The Rolls-Royce 20 hp was one of four car models to be produced as a result of an agreement of 23 December 1904 between Charles Rolls and Henry Royce. Badged as a Rolls-Royce, the 20 hp was produced during 1905 and 1906 by Royce's company, Royce Ltd. at its factory in Cooke Street, Hulme, Manchester. It was sold exclusively by Rolls' motor dealership, C.S.Rolls & Co., at a price of GBP650. The 20 hp was exhibited at the Paris Salon in December 1904, along with the 10 hp, 15 hp and engine for the 30 hp models.

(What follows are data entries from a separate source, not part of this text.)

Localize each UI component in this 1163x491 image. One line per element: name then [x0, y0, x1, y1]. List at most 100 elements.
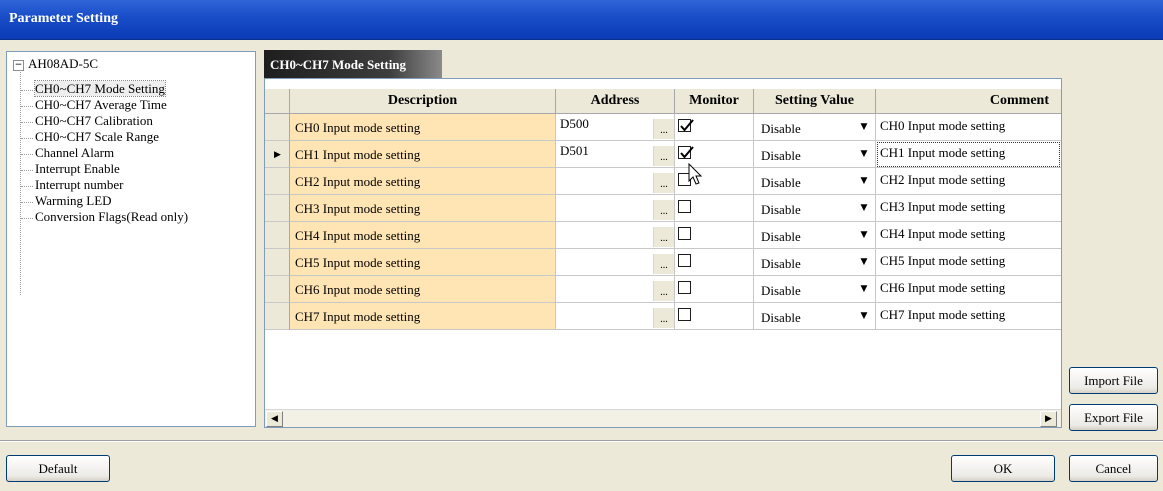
comment-cell[interactable]: CH7 Input mode setting: [876, 303, 1061, 330]
table-row[interactable]: ▶ CH1 Input mode setting D501... Disable ▼ CH…: [265, 141, 1061, 168]
setting-value-select[interactable]: Disable ▼: [754, 141, 876, 168]
tree-item-interrupt-enable[interactable]: Interrupt Enable: [21, 162, 120, 175]
chevron-down-icon[interactable]: ▼: [852, 249, 875, 275]
address-browse-button[interactable]: ...: [653, 119, 674, 139]
column-header-address[interactable]: Address: [556, 89, 675, 114]
row-header[interactable]: ▶: [265, 141, 290, 168]
monitor-checkbox[interactable]: [678, 308, 691, 321]
tree-item-conversion-flags[interactable]: Conversion Flags(Read only): [21, 210, 188, 223]
setting-value-select[interactable]: Disable ▼: [754, 222, 876, 249]
tree-item-warming-led[interactable]: Warming LED: [21, 194, 112, 207]
tree-item-label: CH0~CH7 Mode Setting: [34, 80, 166, 97]
table-row[interactable]: CH4 Input mode setting... Disable ▼ CH4 Inp…: [265, 222, 1061, 249]
panel-title: CH0~CH7 Mode Setting: [264, 50, 442, 78]
tree-root-label: AH08AD-5C: [28, 56, 99, 71]
chevron-down-icon[interactable]: ▼: [852, 141, 875, 167]
row-header[interactable]: [265, 195, 290, 222]
column-header-description[interactable]: Description: [290, 89, 556, 114]
chevron-down-icon[interactable]: ▼: [852, 222, 875, 248]
tree-item-channel-alarm[interactable]: Channel Alarm: [21, 146, 114, 159]
monitor-checkbox[interactable]: [678, 281, 691, 294]
setting-value-select[interactable]: Disable ▼: [754, 168, 876, 195]
address-cell[interactable]: ...: [556, 168, 675, 195]
comment-cell[interactable]: CH1 Input mode setting: [876, 141, 1061, 168]
comment-cell[interactable]: CH0 Input mode setting: [876, 114, 1061, 141]
scroll-left-icon[interactable]: ◀: [266, 411, 283, 427]
export-file-button[interactable]: Export File: [1069, 404, 1158, 431]
setting-value-select[interactable]: Disable ▼: [754, 249, 876, 276]
chevron-down-icon[interactable]: ▼: [852, 303, 875, 329]
address-cell[interactable]: ...: [556, 195, 675, 222]
table-row[interactable]: CH3 Input mode setting... Disable ▼ CH3 Inp…: [265, 195, 1061, 222]
chevron-down-icon[interactable]: ▼: [852, 195, 875, 221]
setting-value-text: Disable: [761, 310, 801, 325]
tree-item-mode-setting[interactable]: CH0~CH7 Mode Setting: [21, 80, 166, 97]
monitor-checkbox[interactable]: [678, 200, 691, 213]
window-title: Parameter Setting: [0, 0, 1163, 40]
divider: [0, 440, 1163, 442]
table-row[interactable]: CH6 Input mode setting... Disable ▼ CH6 Inp…: [265, 276, 1061, 303]
address-browse-button[interactable]: ...: [653, 308, 674, 328]
table-row[interactable]: CH0 Input mode setting D500... Disable ▼ CH0…: [265, 114, 1061, 141]
setting-value-select[interactable]: Disable ▼: [754, 303, 876, 330]
grid-corner: [265, 89, 290, 114]
chevron-down-icon[interactable]: ▼: [852, 168, 875, 194]
row-header[interactable]: [265, 303, 290, 330]
address-browse-button[interactable]: ...: [653, 173, 674, 193]
tree-item-calibration[interactable]: CH0~CH7 Calibration: [21, 114, 153, 127]
tree-root[interactable]: − AH08AD-5C: [13, 56, 98, 72]
address-cell[interactable]: ...: [556, 303, 675, 330]
column-header-monitor[interactable]: Monitor: [675, 89, 754, 114]
row-header[interactable]: [265, 168, 290, 195]
row-header[interactable]: [265, 114, 290, 141]
setting-value-text: Disable: [761, 121, 801, 136]
address-browse-button[interactable]: ...: [653, 227, 674, 247]
tree-item-interrupt-number[interactable]: Interrupt number: [21, 178, 123, 191]
table-row[interactable]: CH7 Input mode setting... Disable ▼ CH7 Inp…: [265, 303, 1061, 330]
monitor-checkbox[interactable]: [678, 254, 691, 267]
scroll-right-icon[interactable]: ▶: [1040, 411, 1057, 427]
comment-cell[interactable]: CH5 Input mode setting: [876, 249, 1061, 276]
horizontal-scrollbar[interactable]: ◀ ▶: [265, 409, 1061, 427]
address-value: D501: [560, 143, 589, 158]
tree-item-scale-range[interactable]: CH0~CH7 Scale Range: [21, 130, 159, 143]
setting-value-select[interactable]: Disable ▼: [754, 195, 876, 222]
comment-cell[interactable]: CH2 Input mode setting: [876, 168, 1061, 195]
comment-cell[interactable]: CH6 Input mode setting: [876, 276, 1061, 303]
address-cell[interactable]: D501...: [556, 141, 675, 168]
column-header-setting-value[interactable]: Setting Value: [754, 89, 876, 114]
parameter-grid[interactable]: Description Address Monitor Setting Valu…: [264, 78, 1062, 428]
monitor-checkbox[interactable]: [678, 227, 691, 240]
address-browse-button[interactable]: ...: [653, 254, 674, 274]
column-header-comment[interactable]: Comment: [876, 89, 1061, 114]
default-button[interactable]: Default: [6, 455, 110, 482]
ok-button[interactable]: OK: [951, 455, 1055, 482]
address-browse-button[interactable]: ...: [653, 200, 674, 220]
chevron-down-icon[interactable]: ▼: [852, 276, 875, 302]
cancel-button[interactable]: Cancel: [1069, 455, 1158, 482]
address-browse-button[interactable]: ...: [653, 281, 674, 301]
table-row[interactable]: CH5 Input mode setting... Disable ▼ CH5 Inp…: [265, 249, 1061, 276]
collapse-icon[interactable]: −: [13, 59, 24, 71]
row-header[interactable]: [265, 276, 290, 303]
tree-item-label: CH0~CH7 Calibration: [35, 113, 153, 128]
table-row[interactable]: CH2 Input mode setting... Disable ▼ CH2 Inp…: [265, 168, 1061, 195]
address-cell[interactable]: ...: [556, 276, 675, 303]
monitor-cell: [675, 249, 754, 276]
comment-cell[interactable]: CH4 Input mode setting: [876, 222, 1061, 249]
monitor-checkbox[interactable]: [678, 119, 694, 132]
monitor-cell: [675, 168, 754, 195]
setting-value-select[interactable]: Disable ▼: [754, 276, 876, 303]
import-file-button[interactable]: Import File: [1069, 367, 1158, 394]
address-browse-button[interactable]: ...: [653, 146, 674, 166]
row-header[interactable]: [265, 222, 290, 249]
monitor-checkbox[interactable]: [678, 146, 694, 159]
address-cell[interactable]: ...: [556, 249, 675, 276]
setting-value-select[interactable]: Disable ▼: [754, 114, 876, 141]
row-header[interactable]: [265, 249, 290, 276]
chevron-down-icon[interactable]: ▼: [852, 114, 875, 140]
address-cell[interactable]: D500...: [556, 114, 675, 141]
tree-item-average-time[interactable]: CH0~CH7 Average Time: [21, 98, 167, 111]
address-cell[interactable]: ...: [556, 222, 675, 249]
comment-cell[interactable]: CH3 Input mode setting: [876, 195, 1061, 222]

The engine was made of two separately cast two-cylinder units which were common with the two-cylinder 10 hp and six-cylinder 30 hp types sharing their bore of 4 in and stroke of 5 in. It is water-cooled and of 4118 cc capacity with overhead inlet and side exhaust valves Early cars had a high-tension ignition system using pre-charged accumulators, a trembler and a coil ignition system; on later cars this was supplemented by a magneto which could be used as an alternative. As the lighting supplied uses oil for the side and tail and acetylene for the headlights, there is no other drain on the accumulators, which need to be recharged between outings. The power output is 20 bhp at 1000 rpm. The engine speed is controlled by a governor that can be over-ridden by the pedal-controlled accelerator. A three-speed gearbox was fitted at first, later changed to four-speed with the introduction of the Light 20 and subsequently fitted to all cars, connected to the engine via a short shaft and a leather-lined cone clutch was used. On the four-speed type, third gear is direct and fourth speed an overdrive ratio.

Two of the cars ran in the 1905 Isle of Man TT race and one driven by Percy Northey came second overall, the other driven by C.S. Rolls failed to finish after gearbox problems. Rolls tried again in 1906 and won. In December 1906 he took a car to the United States and won a race at Yonkers.

The first cars had a chassis length of 114 in but following the special lightweight cars made for the TT Race a shorter 106 in version became available. These would become known as the Heavy 20 and Light 20. The track on the Light 20 was also narrower at 52 in compared with the Heavy 20's 56 in. Rolls-Royce did not provide the coachwork. Instead, the cars were sold in chassis form for the customer to arrange his own body supplier. Both closed and open cars were made.

The Light 20 has a top speed of 50 mph (52 mph on the TT versions) and the Heavy 20 47 mph. This speed would be reduced if a heavy body was fitted. There is a transmission brake operating on a drum fitted behind the gearbox operated by foot pedal and internal expanding drum brakes on the back axle operated by the handbrake lever. Suspension is by semi-elliptic leaf springs on both front and rear axles with an additional crossways helper spring on the rear. Artillery type wheels with wooden spokes were fitted.

Forty chassis were produced between 1905 and 1906. Three cars, chassis numbers 26350, 40509 and 40520 are known to survive.